Kwasniewski and Putin speaking on 28 September Prague, 29 September 2004 (RFE/RL) -- The exchange of diplomatic pleasantries during today's summit in Moscow between the Russian and Polish presidents was interrupted by a discussion on the Polish media's coverage of the Beslan hostage crisis.

The day before the meeting, the Kremlin issued a statement saying that, "against the background of global support for Russia during the tragedy in Beslan, a broad anti-Russian campaign in the Polish media -- supported by a number of official figures in Poland -- created a serious dissonance," "Kommersant-Daily" reported on 29 September. Foreign Ministry spokesman Aleksandr Yakovenko echoed this statement in an interview posted on the ministry's website ( on 27 September. "The Polish government sharply and unambiguously condemned the terrorist act in Beslan and expressed solidarity with Russia," Yakovenko said. "At the same time, it was noticed that against the background of the sympathetic reaction of the Polish people the coverage of these events in the Polish media demonstrated a certain anti-Russian prejudice."

During a 27 September joint press conference with Russian President Vladimir Putin, Polish President Aleksander Kwasniewski acknowledged that the leaders had discussed the Kremlin's impression of Polish media's coverage of Beslan and that Putin had repeated Moscow's criticism. Although Kwasniewski repeated his government's solidarity with Russia in the war against international terrorism, he made no apologies for the Polish media.

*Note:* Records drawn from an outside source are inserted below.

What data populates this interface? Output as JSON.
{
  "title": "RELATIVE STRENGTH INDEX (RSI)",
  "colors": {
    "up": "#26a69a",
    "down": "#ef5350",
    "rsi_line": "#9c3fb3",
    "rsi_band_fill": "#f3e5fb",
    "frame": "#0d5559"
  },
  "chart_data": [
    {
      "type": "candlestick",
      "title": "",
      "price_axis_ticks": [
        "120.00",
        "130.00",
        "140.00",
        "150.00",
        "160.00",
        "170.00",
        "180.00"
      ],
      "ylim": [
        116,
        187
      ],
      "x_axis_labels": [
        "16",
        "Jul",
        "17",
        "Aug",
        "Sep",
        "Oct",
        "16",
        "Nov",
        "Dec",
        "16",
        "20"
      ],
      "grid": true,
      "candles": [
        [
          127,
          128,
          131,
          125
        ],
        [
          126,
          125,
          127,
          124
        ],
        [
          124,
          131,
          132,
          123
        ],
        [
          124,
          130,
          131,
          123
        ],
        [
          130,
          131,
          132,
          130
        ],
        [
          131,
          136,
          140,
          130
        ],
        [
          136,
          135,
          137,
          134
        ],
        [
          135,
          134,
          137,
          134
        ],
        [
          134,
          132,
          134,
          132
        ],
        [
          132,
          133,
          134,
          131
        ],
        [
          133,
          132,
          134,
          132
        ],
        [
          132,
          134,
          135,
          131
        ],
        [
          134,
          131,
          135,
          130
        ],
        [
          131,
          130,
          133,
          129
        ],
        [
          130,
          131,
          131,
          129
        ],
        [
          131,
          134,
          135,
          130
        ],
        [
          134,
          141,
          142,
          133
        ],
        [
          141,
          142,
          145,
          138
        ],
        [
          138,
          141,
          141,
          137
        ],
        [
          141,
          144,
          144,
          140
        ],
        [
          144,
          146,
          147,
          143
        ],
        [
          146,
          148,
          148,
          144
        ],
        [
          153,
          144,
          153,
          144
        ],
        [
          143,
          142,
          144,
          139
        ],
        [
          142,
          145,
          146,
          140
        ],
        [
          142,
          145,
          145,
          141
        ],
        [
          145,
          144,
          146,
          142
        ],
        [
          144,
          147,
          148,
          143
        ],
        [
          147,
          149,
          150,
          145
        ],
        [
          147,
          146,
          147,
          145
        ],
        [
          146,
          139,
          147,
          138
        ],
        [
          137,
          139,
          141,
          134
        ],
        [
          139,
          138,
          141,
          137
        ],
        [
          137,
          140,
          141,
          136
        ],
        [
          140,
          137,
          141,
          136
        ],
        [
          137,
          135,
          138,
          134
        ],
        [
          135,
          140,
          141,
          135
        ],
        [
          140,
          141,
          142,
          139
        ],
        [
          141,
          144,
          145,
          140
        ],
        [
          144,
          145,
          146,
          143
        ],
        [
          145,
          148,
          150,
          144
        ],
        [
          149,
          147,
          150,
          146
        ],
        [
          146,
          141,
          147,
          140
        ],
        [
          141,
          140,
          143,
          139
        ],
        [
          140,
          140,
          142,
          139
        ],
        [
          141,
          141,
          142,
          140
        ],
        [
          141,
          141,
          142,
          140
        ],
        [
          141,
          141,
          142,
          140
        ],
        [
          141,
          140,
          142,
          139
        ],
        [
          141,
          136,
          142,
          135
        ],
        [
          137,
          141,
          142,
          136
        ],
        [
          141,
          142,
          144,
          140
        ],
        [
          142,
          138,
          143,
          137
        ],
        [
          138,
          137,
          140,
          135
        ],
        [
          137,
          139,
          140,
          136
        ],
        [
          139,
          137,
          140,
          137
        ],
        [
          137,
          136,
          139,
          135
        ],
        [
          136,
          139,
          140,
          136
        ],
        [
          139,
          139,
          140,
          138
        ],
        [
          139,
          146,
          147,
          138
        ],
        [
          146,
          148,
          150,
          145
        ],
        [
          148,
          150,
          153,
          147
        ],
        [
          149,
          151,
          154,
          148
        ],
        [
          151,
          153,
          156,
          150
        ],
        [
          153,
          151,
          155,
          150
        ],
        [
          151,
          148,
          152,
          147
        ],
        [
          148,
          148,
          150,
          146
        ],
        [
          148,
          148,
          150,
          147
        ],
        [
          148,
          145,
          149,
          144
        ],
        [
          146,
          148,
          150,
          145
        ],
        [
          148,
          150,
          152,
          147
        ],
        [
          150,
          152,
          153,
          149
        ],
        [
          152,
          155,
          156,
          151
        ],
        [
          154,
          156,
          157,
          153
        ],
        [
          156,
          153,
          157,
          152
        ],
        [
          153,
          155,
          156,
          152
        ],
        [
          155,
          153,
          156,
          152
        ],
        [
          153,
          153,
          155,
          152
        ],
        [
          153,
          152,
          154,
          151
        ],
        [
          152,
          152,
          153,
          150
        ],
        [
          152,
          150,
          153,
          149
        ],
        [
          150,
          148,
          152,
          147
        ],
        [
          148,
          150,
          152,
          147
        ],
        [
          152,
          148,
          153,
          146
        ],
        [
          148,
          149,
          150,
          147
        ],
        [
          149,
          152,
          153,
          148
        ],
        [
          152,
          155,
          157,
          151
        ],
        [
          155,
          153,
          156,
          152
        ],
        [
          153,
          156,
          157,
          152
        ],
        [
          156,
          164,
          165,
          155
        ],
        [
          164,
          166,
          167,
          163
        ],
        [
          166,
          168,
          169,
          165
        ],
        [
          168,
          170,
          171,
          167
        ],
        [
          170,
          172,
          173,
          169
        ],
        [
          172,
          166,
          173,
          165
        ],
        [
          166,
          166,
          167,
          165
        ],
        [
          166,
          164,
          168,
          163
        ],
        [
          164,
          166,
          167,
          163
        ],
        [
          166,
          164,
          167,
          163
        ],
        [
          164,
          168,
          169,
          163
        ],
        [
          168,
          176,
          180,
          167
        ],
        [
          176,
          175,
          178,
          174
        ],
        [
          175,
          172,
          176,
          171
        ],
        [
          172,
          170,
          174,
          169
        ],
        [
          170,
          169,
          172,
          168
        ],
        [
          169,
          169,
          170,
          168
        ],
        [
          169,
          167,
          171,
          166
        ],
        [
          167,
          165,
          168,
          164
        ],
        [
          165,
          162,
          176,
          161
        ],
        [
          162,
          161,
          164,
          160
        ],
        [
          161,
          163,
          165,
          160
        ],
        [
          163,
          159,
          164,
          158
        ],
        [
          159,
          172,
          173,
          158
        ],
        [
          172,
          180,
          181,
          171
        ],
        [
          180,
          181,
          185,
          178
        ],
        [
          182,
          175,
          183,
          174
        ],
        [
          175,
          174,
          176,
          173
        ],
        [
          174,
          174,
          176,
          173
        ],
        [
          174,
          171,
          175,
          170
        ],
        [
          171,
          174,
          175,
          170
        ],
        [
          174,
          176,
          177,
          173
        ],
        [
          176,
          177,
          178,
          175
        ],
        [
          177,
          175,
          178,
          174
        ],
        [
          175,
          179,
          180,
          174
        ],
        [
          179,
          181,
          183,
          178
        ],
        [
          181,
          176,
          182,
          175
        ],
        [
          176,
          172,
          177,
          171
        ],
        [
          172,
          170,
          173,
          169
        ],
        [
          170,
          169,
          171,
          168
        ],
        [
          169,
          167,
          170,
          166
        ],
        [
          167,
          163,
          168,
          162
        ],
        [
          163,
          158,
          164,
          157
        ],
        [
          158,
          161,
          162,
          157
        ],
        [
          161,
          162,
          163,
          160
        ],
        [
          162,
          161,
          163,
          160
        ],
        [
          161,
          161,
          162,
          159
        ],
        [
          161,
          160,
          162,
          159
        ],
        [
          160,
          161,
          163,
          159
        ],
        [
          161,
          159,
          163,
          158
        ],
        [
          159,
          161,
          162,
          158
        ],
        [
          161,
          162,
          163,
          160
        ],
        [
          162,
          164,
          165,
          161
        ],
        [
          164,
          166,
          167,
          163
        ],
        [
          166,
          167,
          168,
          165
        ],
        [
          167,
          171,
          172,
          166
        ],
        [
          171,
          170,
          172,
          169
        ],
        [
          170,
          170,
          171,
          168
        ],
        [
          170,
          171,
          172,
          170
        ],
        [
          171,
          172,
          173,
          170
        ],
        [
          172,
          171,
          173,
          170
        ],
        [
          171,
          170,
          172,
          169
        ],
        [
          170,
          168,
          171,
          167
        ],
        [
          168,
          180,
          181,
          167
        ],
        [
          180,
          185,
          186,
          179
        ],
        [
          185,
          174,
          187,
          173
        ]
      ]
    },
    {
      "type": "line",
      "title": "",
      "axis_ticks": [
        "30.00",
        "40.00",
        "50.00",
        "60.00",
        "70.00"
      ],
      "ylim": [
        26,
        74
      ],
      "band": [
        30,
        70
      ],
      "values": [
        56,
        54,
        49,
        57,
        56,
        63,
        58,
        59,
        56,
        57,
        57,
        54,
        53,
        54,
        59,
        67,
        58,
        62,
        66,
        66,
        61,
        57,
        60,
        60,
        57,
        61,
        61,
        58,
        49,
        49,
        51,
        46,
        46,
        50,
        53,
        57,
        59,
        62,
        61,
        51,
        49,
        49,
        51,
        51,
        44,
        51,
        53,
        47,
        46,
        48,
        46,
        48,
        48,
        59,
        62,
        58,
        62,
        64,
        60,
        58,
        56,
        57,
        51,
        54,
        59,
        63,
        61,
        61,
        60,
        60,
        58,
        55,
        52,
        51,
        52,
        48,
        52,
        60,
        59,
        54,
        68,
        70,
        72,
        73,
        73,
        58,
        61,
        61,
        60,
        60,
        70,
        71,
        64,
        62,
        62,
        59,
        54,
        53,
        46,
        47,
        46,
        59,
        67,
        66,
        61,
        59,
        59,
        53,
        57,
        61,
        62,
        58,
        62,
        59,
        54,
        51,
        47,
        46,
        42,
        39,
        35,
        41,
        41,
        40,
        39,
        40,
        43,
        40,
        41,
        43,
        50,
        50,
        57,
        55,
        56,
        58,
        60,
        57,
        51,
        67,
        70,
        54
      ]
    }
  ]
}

He told Putin that "there is no political center in Poland" that orders up certain types of media coverage.

The Kremlin, Kwasniewski said according to "Izvestiya" on 29 September, "has an entire analysis of publications in the Polish media that claims that articles about the tragic events in Northern Ossetia was extremely negative."
Kwasniewski told Putin that "there is no political center in Poland" that orders up certain types of media coverage.

"I do not have such an analysis," Kwasniewski added. "I would like to say only that the media in Poland are free. But just as they are free, they are also responsible for what they write." He added that it was natural for the media to discuss such issues as the situation in Chechnya, the recent presidential elections there, and the situation of Chechen displaced persons and refugees in the context of the Beslan events, "Vremya novostei" reported on 29 September.